The query return 3989 rows taking 136 seconds.

An `EXPLAIN EXTENDED` had this to say about the query:

"id","select_type","table","partitions","type","possible_keys","key","key_len","ref","rows","filtered","Extra"
1,"SIMPLE","L0",NULL,"ref","child_id,grid_field_id","grid_field_id",4,"const",8450,10.61,"Using index condition; Using where; Using temporary; Using filesort"
1,"SIMPLE","L1",NULL,"ALL","parent_id,child_id",NULL,NULL,NULL,64718,100.00,"Range checked for each record (index map: 0x6); Distinct"

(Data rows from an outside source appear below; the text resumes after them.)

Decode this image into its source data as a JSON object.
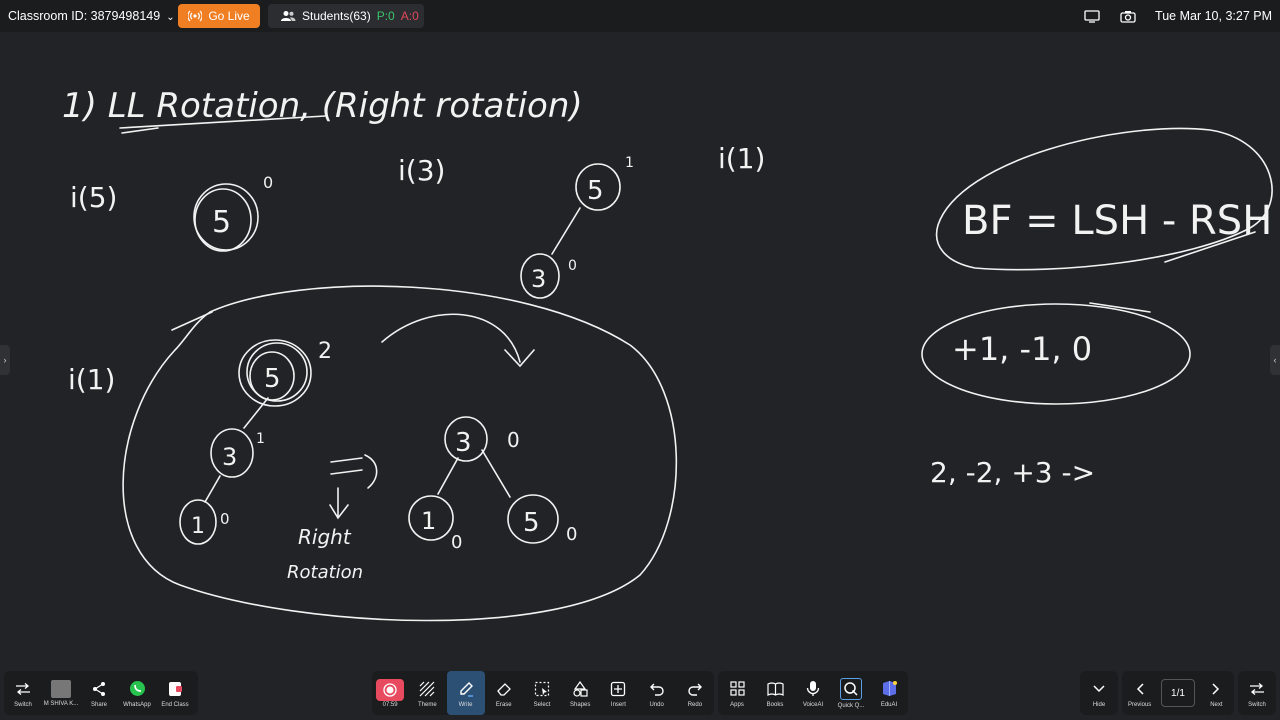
{
  "topbar": {
    "class_id": "Classroom ID: 3879498149",
    "go_live": "Go Live",
    "students_label": "Students(63)",
    "p_count": "P:0",
    "a_count": "A:0",
    "datetime": "Tue Mar 10, 3:27 PM"
  },
  "board": {
    "title": "1) LL Rotation, (Right rotation)",
    "bf_formula": "BF = LSH - RSH",
    "bf_values": "+1, -1, 0",
    "bf_invalid": "2, -2, +3 ->",
    "insert_labels": [
      "i(5)",
      "i(3)",
      "i(1)",
      "i(1)"
    ],
    "nodes": {
      "n5": "5",
      "n5_bf": "0",
      "tree2_root": "5",
      "tree2_root_bf": "1",
      "tree2_child": "3",
      "tree2_child_bf": "0",
      "tree3_root": "5",
      "tree3_root_bf": "2",
      "tree3_mid": "3",
      "tree3_mid_bf": "1",
      "tree3_leaf": "1",
      "tree3_leaf_bf": "0",
      "res_root": "3",
      "res_root_bf": "0",
      "res_left": "1",
      "res_left_bf": "0",
      "res_right": "5",
      "res_right_bf": "0"
    },
    "arrow_note": "=>",
    "rotation_note_1": "Right",
    "rotation_note_2": "Rotation"
  },
  "toolbar": {
    "left": [
      {
        "label": "Switch",
        "icon": "switch-icon"
      },
      {
        "label": "M SHIVA K...",
        "icon": "avatar"
      },
      {
        "label": "Share",
        "icon": "share-icon"
      },
      {
        "label": "WhatsApp",
        "icon": "whatsapp-icon"
      },
      {
        "label": "End Class",
        "icon": "end-class-icon"
      }
    ],
    "record_time": "07:59",
    "tools": [
      "Theme",
      "Write",
      "Erase",
      "Select",
      "Shapes",
      "Insert",
      "Undo",
      "Redo"
    ],
    "apps": [
      "Apps",
      "Books",
      "VoiceAI",
      "Quick Q...",
      "EduAI"
    ],
    "right": {
      "hide": "Hide",
      "previous": "Previous",
      "page": "1/1",
      "next": "Next",
      "switch": "Switch"
    }
  },
  "colors": {
    "background": "#212326",
    "bar": "#1b1c1e",
    "accent": "#f07f23",
    "active_tool": "#2c4f74",
    "record": "#e84a5f"
  }
}
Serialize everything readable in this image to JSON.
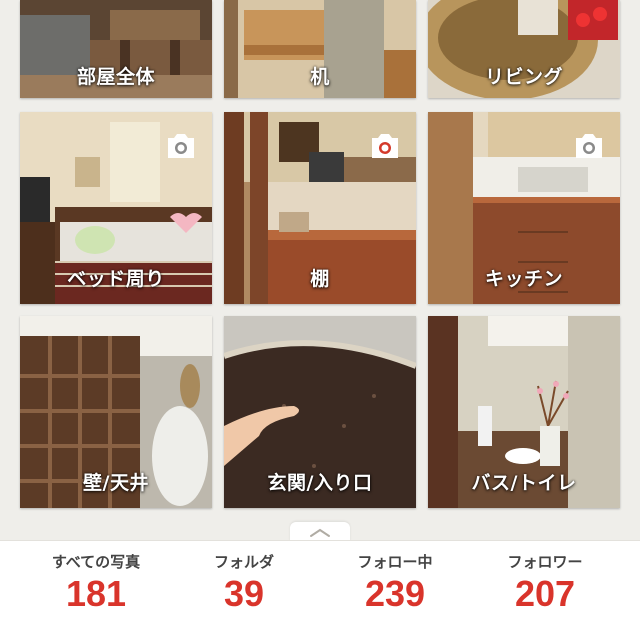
{
  "folders": [
    {
      "label": "部屋全体",
      "has_camera": false
    },
    {
      "label": "机",
      "has_camera": false
    },
    {
      "label": "リビング",
      "has_camera": false
    },
    {
      "label": "ベッド周り",
      "has_camera": true
    },
    {
      "label": "棚",
      "has_camera": true
    },
    {
      "label": "キッチン",
      "has_camera": true
    },
    {
      "label": "壁/天井",
      "has_camera": false
    },
    {
      "label": "玄関/入り口",
      "has_camera": false
    },
    {
      "label": "バス/トイレ",
      "has_camera": false
    }
  ],
  "stats": [
    {
      "label": "すべての写真",
      "value": "181"
    },
    {
      "label": "フォルダ",
      "value": "39"
    },
    {
      "label": "フォロー中",
      "value": "239"
    },
    {
      "label": "フォロワー",
      "value": "207"
    }
  ],
  "colors": {
    "accent": "#d9342b",
    "background": "#efeeea",
    "camera_icon": "#ffffff"
  },
  "icons": {
    "camera": "camera-icon",
    "collapse": "chevron-up-icon"
  }
}
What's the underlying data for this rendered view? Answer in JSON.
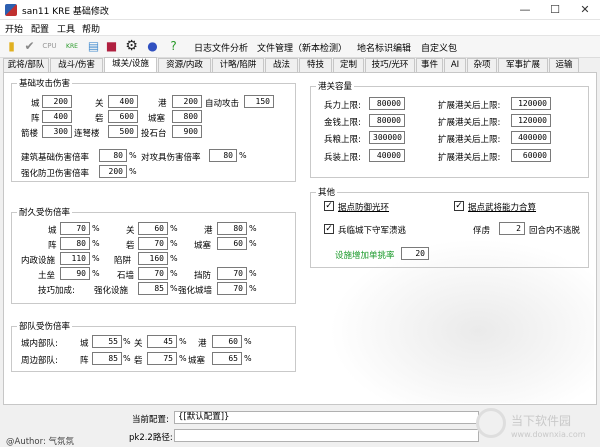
{
  "window": {
    "title": "san11 KRE 基础修改",
    "minimize": "—",
    "maximize": "☐",
    "close": "✕"
  },
  "menu": [
    "开始",
    "配置",
    "工具",
    "帮助"
  ],
  "toolbar": {
    "logs": "日志文件分析",
    "files": "文件管理（新本检测）",
    "placenames": "地名标识编辑",
    "custom": "自定义包"
  },
  "tabs": [
    "武将/部队",
    "战斗/伤害",
    "城关/设施",
    "资源/内政",
    "计略/陷阱",
    "战法",
    "特技",
    "定制",
    "技巧/光环",
    "事件",
    "AI",
    "杂项",
    "军事扩展",
    "运输"
  ],
  "base_attack": {
    "title": "基础攻击伤害",
    "rows": [
      [
        {
          "label": "城",
          "value": "200"
        },
        {
          "label": "关",
          "value": "400"
        },
        {
          "label": "港",
          "value": "200"
        },
        {
          "label": "自动攻击",
          "value": "150"
        }
      ],
      [
        {
          "label": "阵",
          "value": "400"
        },
        {
          "label": "砦",
          "value": "600"
        },
        {
          "label": "城塞",
          "value": "800"
        }
      ],
      [
        {
          "label": "箭楼",
          "value": "300"
        },
        {
          "label": "连弩楼",
          "value": "500"
        },
        {
          "label": "投石台",
          "value": "900"
        }
      ]
    ],
    "pct": [
      {
        "label": "建筑基础伤害倍率",
        "value": "80"
      },
      {
        "label": "对攻具伤害倍率",
        "value": "80"
      },
      {
        "label": "强化防卫伤害倍率",
        "value": "200"
      }
    ]
  },
  "durability": {
    "title": "耐久受伤倍率",
    "rows": [
      [
        {
          "label": "城",
          "value": "70"
        },
        {
          "label": "关",
          "value": "60"
        },
        {
          "label": "港",
          "value": "80"
        }
      ],
      [
        {
          "label": "阵",
          "value": "80"
        },
        {
          "label": "砦",
          "value": "70"
        },
        {
          "label": "城塞",
          "value": "60"
        }
      ],
      [
        {
          "label": "内政设施",
          "value": "110"
        },
        {
          "label": "陷阱",
          "value": "160"
        }
      ],
      [
        {
          "label": "土垒",
          "value": "90"
        },
        {
          "label": "石墙",
          "value": "70"
        },
        {
          "label": "挡防",
          "value": "70"
        }
      ],
      [
        {
          "label": "技巧加成:",
          "value": ""
        },
        {
          "label": "强化设施",
          "value": "85"
        },
        {
          "label": "强化城墙",
          "value": "70"
        }
      ]
    ]
  },
  "troop_damage": {
    "title": "部队受伤倍率",
    "rows": [
      [
        {
          "label": "城内部队:",
          "value": ""
        },
        {
          "label": "城",
          "value": "55"
        },
        {
          "label": "关",
          "value": "45"
        },
        {
          "label": "港",
          "value": "60"
        }
      ],
      [
        {
          "label": "周边部队:",
          "value": ""
        },
        {
          "label": "阵",
          "value": "85"
        },
        {
          "label": "砦",
          "value": "75"
        },
        {
          "label": "城塞",
          "value": "65"
        }
      ]
    ]
  },
  "capacity": {
    "title": "港关容量",
    "rows": [
      [
        {
          "label": "兵力上限:",
          "value": "80000"
        },
        {
          "label": "扩展港关后上限:",
          "value": "120000"
        }
      ],
      [
        {
          "label": "金钱上限:",
          "value": "80000"
        },
        {
          "label": "扩展港关后上限:",
          "value": "120000"
        }
      ],
      [
        {
          "label": "兵粮上限:",
          "value": "300000"
        },
        {
          "label": "扩展港关后上限:",
          "value": "400000"
        }
      ],
      [
        {
          "label": "兵装上限:",
          "value": "40000"
        },
        {
          "label": "扩展港关后上限:",
          "value": "60000"
        }
      ]
    ]
  },
  "other": {
    "title": "其他",
    "cb1": "据点防御光环",
    "cb2": "据点武将能力合算",
    "cb3": "兵临城下守军溃逃",
    "captive_label": "俘虏",
    "captive_value": "2",
    "captive_suffix": "回合内不逃脱",
    "trap_label": "设施增加单挑率",
    "trap_value": "20"
  },
  "units": {
    "pct": "%"
  },
  "status": {
    "config_label": "当前配置:",
    "config_value": "{[默认配置]}",
    "path_label": "pk2.2路径:",
    "path_value": "",
    "author": "@Author: 气氛氛"
  },
  "watermark": {
    "text": "当下软件园",
    "sub": "www.downxia.com"
  },
  "colors": {
    "accent_green": "#1a9a2a",
    "border": "#c9c9c9"
  }
}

It seems that the LEFT JOIN’s `OR L1.child_id = NULL` is the issue here as the query speeds up dramatically without it and returns the same 3989 results in 71 ms:

"id","select_type","table","partitions","type","possible_keys","key","key_len","ref","rows","filtered","Extra"
1,"SIMPLE","L0",NULL,"ref","child_id,grid_field_id","grid_field_id",4,"const",8450,10.61,"Using index condition; Using where; Using temporary; Using filesort"
1,"SIMPLE","L1",NULL,"ref","parent_id","parent_id",4,"mydatabase.L0.parent_id",16,100.00,"Using index; Distinct"

PHP versions are 5.6.19 locally and 5.3.24 on the live site and MySQL 5.7.11 locally and 5.5.35-33.0 on the live database.

It seems that the second part of the LEFT JOIN condition is what causes the query optimiser problems and results in very slow query speeds.

Does the query need the `OR L1.child_id = NULL` on the join query or is there another way to formulate this query to make it perform better?